The number of expressed bystander genes at 0h and 96h in the time-course experiment, grouped by promoter acetylation status. Promoter acetylation was significantly associated with bystander gene expression (p-value < 2.2e-16, two-sided Fisher test)

Table S8. Association between human:zebrafish HCNE acetylation in a GRB and expression of the corresponding target gene

# with HCNE ACi in the GRB / # without HCNE ACi in the GRB
# GRBs with an expressed target gene / 12 / 35
# GRBs with no expressed target gene / 3 / 67

The number of GRBs of expressed target genes, grouped by the presence of at least one acetylated human:zebrafish HCNE in the GRB. Target gene expression is significantly associated with the presence of an acetylated HCNE (p-value = 0.001250, two-sided Fisher test).

Table S9. Association between human:chicken HCNE acetylation in a GRB and expression of the corresponding target gene

# with HCNE ACi in the GRB / # without HCNE ACi in the GRB
# GRBs with an expressed target gene / 14 / 33
# GRBs with no expressed target gene / 4 / 66

Similar to Supplementary table 8, but using human:chicken HCNEs.
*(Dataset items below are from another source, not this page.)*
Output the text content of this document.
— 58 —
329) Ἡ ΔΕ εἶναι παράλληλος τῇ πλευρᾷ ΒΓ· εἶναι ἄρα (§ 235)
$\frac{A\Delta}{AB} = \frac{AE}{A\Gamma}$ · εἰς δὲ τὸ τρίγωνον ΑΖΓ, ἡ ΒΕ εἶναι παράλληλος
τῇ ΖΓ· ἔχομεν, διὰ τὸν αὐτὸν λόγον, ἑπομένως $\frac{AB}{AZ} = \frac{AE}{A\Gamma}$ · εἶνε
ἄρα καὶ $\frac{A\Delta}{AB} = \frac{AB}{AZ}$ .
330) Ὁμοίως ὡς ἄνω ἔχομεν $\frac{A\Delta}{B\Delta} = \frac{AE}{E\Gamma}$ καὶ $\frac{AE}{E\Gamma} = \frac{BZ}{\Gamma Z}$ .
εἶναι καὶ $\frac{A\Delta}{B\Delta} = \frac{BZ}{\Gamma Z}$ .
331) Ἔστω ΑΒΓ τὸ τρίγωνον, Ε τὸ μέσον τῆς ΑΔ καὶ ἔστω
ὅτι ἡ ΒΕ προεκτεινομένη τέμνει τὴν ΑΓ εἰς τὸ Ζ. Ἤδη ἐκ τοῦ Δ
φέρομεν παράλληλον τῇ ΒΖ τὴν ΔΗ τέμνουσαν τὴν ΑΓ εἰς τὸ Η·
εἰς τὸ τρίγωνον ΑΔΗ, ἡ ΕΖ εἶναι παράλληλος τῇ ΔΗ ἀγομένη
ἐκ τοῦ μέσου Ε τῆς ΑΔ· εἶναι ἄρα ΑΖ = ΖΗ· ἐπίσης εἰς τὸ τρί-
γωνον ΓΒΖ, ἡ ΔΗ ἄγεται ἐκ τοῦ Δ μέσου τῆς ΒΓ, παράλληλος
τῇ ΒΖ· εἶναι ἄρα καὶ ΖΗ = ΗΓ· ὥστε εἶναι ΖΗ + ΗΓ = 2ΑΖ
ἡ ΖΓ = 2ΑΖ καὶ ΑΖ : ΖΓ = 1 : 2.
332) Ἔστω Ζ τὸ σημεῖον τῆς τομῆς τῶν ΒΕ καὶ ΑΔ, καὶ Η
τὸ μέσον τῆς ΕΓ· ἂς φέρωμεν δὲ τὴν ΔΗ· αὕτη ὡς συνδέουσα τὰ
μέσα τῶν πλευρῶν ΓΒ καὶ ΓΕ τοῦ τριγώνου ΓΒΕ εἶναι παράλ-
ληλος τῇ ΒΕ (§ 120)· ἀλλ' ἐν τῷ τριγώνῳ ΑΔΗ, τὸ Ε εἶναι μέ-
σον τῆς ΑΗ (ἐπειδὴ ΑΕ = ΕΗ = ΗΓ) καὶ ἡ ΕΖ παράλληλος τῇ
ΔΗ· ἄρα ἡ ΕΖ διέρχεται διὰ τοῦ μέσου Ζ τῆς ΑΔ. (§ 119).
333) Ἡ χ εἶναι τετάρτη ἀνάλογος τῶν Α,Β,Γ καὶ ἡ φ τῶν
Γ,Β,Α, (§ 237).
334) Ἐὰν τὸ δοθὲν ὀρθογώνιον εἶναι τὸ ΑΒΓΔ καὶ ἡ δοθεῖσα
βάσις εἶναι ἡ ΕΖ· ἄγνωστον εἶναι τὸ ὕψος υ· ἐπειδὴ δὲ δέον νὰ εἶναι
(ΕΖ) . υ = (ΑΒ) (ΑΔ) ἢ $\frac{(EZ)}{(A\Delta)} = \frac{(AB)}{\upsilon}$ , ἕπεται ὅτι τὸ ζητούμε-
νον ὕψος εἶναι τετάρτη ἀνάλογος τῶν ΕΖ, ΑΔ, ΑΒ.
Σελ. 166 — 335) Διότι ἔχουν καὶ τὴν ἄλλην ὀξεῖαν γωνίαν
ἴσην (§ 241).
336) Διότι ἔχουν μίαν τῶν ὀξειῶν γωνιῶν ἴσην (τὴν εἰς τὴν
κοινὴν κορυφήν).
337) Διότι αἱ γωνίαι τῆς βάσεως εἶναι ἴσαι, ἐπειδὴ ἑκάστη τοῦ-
Target gene expression is significantly associated with the presence of an acetylated HCNE (p-value= 0.0005741, two-sided Fisher test).

Table S10. Association between human:zebrafish HCNE acetylation in a GRB and expression of the bystander genes

# with HCNE ACi in the GRB / # without HCNE ACi in the GRB
# Expressed bystander genes / 51 / 252
# Unexpressed bystander genes / 15 / 133

The number of expressed bystander genes, grouped by the presence of at least one acetylated human:zebrafish HCNE in the GRB. Bystander gene expression is not significantly associated with the presence of an acetylated HCNE (p-value = 0.06547, two-sided Fisher test).

Table S11. Association between human:chicken HCNE acetylation in a GRB and expression of the bystander genes

# with HCNE ACi in the GRB / # without HCNE ACi in the GRB
# Expressed bystander genes / 40 / 263
# Unexpressed bystander genes / 12 / 136

Similar to Supplementary table 10, but using human:chicken HCNEs. Bystander gene expression is not significantly associated with the presence of an acetylated HCNE (p-value= 0.119, two-sided Fisher test).